Misunderstanding browsers and how they work are the main reasons why I feel like there has been an influx of bloated and buggy single page web applications lately. I would argue that these same web applications could have been cheaper to develop and easier to maintain by simply leveraging two simple things: browser caching and knowing web protocols.
Before you read too much into that, no I don’t have any hard evidence that there have been bloated apps, it’s just a gut feeling I get from roaming the net’s forums; and two, there’s incredible value in using 3rd party vendors to perform model-view binding, establish convention over configurations practices and provide re-use with components. I’m absolutely all for DRY and ‘don’t re-invent the wheel’ principles which is exactly why I feel that knowing the environment that these apps are going to be used in is so important.

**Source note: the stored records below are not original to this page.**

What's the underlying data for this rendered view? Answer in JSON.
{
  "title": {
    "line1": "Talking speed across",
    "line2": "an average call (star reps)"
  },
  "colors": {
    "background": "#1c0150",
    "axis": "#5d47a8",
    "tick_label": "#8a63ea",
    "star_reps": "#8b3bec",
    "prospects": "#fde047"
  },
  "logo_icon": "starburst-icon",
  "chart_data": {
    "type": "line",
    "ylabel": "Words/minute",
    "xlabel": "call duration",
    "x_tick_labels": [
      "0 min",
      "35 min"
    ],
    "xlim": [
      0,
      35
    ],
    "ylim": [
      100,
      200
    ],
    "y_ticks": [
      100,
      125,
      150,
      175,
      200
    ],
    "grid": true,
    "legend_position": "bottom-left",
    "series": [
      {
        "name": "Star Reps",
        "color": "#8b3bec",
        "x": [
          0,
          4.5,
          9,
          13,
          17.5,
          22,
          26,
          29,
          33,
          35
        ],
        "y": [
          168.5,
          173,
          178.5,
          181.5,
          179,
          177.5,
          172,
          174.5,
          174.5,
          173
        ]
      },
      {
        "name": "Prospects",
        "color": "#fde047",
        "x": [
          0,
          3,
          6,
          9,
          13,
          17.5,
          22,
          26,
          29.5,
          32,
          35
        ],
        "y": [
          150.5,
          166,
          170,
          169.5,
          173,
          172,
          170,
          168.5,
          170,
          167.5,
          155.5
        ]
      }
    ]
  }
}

What I suspect is the problem is that, developers get enamored with some new shiny tool and end up convincing their non-technical upper management to use it instead of using where a boring stack would have sufficed.
With that said, there’s a ton of info our there how to cache and browser behaviors. I found that these two gave me something to think about:
My take away from it all is that there are two patterns to follow
- URL / Cache Public: Prevent server hits in the first place. Have consistent URLs and use hashes instead of question marks for dynamic pages. Browsers will cache one file in the following cases, page.html#id=3 & page.html#id=4 whereas browsers will cache two separate pages in the following cases, page.html?id=3 & page.html?id=4. The following will also result in two separate cached files, page/id/3 & page/id/4.
- 304 - Not Modified: When you have to hit the server for a request, check to see if modifications were made. If none, a few bytes to indicate a 304 is significantly smaller and faster than an entire payload.
I’m sure there’ cache busting strategies that come with the territory (after all, it’s one of the two most difficult things in software engineering) but at this point I’m still in the profiling and benchmarking stage of proving to myself that boring tech isn’t dead. I’ll get to the more interesting stuff later.